Hi everyone. I live in the UK and suspect that the anxiety I have been dealing with for the past 20 years may actually be OCD.
I went to the GP, I was super nervous because I don’t have the visible kind but tbf he was lovely, patient and kind, i didn’t feel dismissed at all and he took the time to listen to me.
I had kind of expected to get dismissed when requesting a referral for diagnosis which is kind of what happened, obvs, but based on what he told me, now I’m not sure whether pursuing a diagnosis is the right way forward.
Essentially he was kind of saying that from what I told him, my way of thinking did sound obsessive. But to him, relying on a diagnosis as a label may be counter productive when it comes to neurological or MH issues because there’s so much overlap between all the conditions and their symptoms and that satisfying my need for certainty with a diagnosis may not be helping me and that I’d be better off dealing with the symptoms without focusing on a diagnosis.
I kind of get his PoV and now I’m doubting myself… am I shooting myself in the foot by trying to access a diagnosis? Should I push further? I don’t know if he’s politely fobbing me off. We have a follow up appointment next week where we may discuss medication and further options. He was kind of saying that I’m not bad enough for a psychiatric referral.
I do feel kind of guilty and self indulgent for requesting a referral for diagnosis because I’m coping on the surface but it’s becoming harder and it’s impacting my mental health. I also hate that our health system is so f*cked that I feel bad for simply wanting to access support for the issues I’m dealing with.
I’m just wondering if others have had similar issues in the UK recently? Or has anyone got any opinion or views on whether seeking a diagnosis may be counter productive for recovery?
I feel like such a fraud that I’m not feeling brave enough to fight for it when the result might come back negative. Which would prove the doctor that he was right - it’s not OCD and I was indeed being a drama queen 🥲
I was told when I asked for a diagnosis of a mental health condition that my local community mental health team didn’t give diagnoses, it seems to be really difficult to access in the uk through the nhs. I think the best you can hope for is asking for a therapy referral, but it’s not bad to try and push for a diagnosis
I did the Yale brown ocd test. Took it to my Doc and said.... I scored 15, but I have no outward compulsions (pure O here). They referred me no questions asked.

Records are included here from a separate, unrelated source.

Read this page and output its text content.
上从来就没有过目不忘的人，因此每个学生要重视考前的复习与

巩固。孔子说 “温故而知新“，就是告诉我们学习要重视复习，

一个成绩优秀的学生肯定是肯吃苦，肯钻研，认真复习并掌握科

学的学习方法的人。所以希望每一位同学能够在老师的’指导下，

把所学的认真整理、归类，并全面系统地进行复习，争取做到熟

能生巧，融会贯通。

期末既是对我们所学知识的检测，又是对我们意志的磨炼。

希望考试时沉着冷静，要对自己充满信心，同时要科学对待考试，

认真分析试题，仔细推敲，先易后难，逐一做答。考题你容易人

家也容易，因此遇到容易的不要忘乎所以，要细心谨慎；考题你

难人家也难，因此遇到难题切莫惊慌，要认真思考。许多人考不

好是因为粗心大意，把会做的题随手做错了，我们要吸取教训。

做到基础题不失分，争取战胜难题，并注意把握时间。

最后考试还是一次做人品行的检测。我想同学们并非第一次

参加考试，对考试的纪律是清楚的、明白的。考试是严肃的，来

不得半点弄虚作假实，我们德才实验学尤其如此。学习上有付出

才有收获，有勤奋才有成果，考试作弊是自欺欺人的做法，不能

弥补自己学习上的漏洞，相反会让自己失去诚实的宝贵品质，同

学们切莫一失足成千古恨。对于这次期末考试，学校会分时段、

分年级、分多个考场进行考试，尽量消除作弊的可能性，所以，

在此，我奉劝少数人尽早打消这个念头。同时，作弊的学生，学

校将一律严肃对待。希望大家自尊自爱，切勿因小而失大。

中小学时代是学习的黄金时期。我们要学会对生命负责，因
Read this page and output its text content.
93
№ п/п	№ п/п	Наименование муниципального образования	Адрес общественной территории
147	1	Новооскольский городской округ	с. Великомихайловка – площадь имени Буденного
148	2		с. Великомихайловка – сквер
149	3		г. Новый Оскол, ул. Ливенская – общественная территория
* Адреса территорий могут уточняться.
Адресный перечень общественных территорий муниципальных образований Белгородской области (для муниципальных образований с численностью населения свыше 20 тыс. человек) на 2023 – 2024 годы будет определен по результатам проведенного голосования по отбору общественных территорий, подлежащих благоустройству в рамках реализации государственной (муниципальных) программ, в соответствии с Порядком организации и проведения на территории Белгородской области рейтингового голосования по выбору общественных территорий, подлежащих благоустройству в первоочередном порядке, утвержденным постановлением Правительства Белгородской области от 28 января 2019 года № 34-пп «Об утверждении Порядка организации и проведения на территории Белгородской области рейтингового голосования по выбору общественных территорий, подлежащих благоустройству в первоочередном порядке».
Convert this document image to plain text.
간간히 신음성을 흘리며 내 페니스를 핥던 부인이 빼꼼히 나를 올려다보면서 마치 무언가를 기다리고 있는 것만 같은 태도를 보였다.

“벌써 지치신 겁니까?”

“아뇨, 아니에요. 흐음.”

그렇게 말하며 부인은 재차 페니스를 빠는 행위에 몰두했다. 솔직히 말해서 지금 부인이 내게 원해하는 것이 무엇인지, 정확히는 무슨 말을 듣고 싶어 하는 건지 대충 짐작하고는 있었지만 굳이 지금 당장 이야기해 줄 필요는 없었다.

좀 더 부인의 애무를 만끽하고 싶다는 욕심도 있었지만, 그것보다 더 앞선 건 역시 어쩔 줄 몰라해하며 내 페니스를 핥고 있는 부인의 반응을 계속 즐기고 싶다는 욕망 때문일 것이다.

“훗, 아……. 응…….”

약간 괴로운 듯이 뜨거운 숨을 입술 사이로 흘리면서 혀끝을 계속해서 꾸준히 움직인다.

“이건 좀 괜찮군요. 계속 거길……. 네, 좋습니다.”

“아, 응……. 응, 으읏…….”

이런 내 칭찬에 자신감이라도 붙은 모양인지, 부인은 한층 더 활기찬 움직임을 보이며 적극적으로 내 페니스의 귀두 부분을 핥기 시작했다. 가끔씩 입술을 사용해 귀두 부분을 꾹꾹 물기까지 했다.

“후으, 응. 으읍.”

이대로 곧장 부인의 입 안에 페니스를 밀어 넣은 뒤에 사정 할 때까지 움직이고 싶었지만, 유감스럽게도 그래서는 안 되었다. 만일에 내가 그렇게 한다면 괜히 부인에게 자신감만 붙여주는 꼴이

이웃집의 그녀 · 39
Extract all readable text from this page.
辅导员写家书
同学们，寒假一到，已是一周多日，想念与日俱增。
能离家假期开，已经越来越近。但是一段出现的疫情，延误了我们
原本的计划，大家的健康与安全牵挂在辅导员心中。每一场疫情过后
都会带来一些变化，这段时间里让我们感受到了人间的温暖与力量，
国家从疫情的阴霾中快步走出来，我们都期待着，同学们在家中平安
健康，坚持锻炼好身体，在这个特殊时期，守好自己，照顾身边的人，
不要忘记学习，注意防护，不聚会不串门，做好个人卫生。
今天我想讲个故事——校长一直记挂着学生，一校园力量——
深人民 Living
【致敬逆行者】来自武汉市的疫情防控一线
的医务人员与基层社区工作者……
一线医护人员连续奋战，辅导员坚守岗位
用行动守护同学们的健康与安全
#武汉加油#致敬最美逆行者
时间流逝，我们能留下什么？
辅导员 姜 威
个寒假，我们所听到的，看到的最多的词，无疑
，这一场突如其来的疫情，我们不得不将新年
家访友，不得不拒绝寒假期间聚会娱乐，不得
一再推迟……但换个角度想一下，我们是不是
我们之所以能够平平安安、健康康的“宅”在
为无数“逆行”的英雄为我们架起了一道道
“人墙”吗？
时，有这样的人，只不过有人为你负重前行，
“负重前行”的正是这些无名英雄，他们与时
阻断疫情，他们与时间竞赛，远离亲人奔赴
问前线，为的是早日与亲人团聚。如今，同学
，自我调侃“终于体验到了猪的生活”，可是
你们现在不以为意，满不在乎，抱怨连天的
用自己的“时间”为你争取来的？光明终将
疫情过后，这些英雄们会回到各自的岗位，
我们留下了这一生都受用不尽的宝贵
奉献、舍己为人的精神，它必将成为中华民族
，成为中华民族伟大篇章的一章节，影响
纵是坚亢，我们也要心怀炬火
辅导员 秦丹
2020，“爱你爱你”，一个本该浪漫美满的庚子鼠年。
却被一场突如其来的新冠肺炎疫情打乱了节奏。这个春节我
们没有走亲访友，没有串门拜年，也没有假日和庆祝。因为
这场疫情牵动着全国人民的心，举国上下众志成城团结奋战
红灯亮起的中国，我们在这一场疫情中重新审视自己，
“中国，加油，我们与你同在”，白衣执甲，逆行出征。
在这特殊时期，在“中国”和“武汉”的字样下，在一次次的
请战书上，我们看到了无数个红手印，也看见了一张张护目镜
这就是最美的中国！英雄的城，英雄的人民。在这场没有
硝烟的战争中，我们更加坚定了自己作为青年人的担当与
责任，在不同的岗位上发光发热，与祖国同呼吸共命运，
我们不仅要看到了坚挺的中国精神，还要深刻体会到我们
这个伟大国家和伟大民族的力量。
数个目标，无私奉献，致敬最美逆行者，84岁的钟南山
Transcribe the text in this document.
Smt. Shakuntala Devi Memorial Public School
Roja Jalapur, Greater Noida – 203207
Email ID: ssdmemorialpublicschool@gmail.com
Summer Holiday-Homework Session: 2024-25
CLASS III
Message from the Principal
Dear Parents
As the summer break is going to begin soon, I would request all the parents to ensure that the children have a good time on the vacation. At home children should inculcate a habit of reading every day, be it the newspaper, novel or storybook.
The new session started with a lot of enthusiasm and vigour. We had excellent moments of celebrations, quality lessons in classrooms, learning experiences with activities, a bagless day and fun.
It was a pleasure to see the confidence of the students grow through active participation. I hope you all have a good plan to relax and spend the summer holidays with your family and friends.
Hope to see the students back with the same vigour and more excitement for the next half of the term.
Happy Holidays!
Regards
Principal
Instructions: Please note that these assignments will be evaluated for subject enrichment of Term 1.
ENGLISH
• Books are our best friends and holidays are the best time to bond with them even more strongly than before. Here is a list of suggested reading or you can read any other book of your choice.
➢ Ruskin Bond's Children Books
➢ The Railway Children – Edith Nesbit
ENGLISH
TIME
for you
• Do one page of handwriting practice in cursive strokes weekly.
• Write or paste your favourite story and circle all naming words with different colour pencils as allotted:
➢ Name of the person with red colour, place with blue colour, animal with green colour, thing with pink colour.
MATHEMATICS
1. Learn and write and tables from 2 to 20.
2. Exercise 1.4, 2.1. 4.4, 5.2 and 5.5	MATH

I still freak out that I "cheated" and don't really have ocd. Then I spend 10 minutes chatting to folk with ocd and I go wow yes these are my people.
I've found getting a diagnosis explained so much. I had been told I have anxiety and depression. I have cptsd and ocd. I'm much more compassionate towards myself now. I'm in therapy and making good progress.
It’s your health, I think you should push for a diagnosis. I’m in the US so I can’t comment on the NHS side of things. I got a diagnosis and it has helped me a lot. I will say that getting the diagnosis has caused me to similarly fixate on whether I’m faking it or not. OCD about having OCD as my therapist says. But I’m very glad I have it. It has helped me understand myself and what I experience so I don’t feel like I’m just mysteriously anxious anymore. I can put words and form to this thing and have a clearer path forward. And whether my OCD is severe enough that it’s “real OCD” or not doesn’t really matter in the end. But I like the tools that learning about OCD has provided me.
I regret getting my diagnosis on my medical record. They haven’t been able to do anything to help me other than offer some fairly basic CBT therapy which didn’t work. But now, because it’s on my record I’ve been denied life insurance 3 times because of it.
I’d think twice. If you can get therapy or any other kind of help like that without getting it on your record, that’s what I wish I’d done.
I hadn’t thought of this, are you in the UK? I didn’t think insurers had access to your medical records?
Yep UK.
They do, they can contact your GP and request your medical records. Happened to me and then I got denied once and then it stains your record and you have to wait another year to apply again. Denied 3 years in a row all because OCD is on my history.
Ugh, that’s not good. Thanks for sharing.
It might have been worth it if the NHS were actually able to help me enough make up for it, but the sad reality is that they will probably just offer you a handful of CBT sessions, that may or may not help you.
Sorry to be a downer, but you just have to weigh up the pro’s and cons.
I know it might not be attainable for everyone, but if you can afford it, then getting a private therapist who you can see longer term and can provide specialist help is the best option.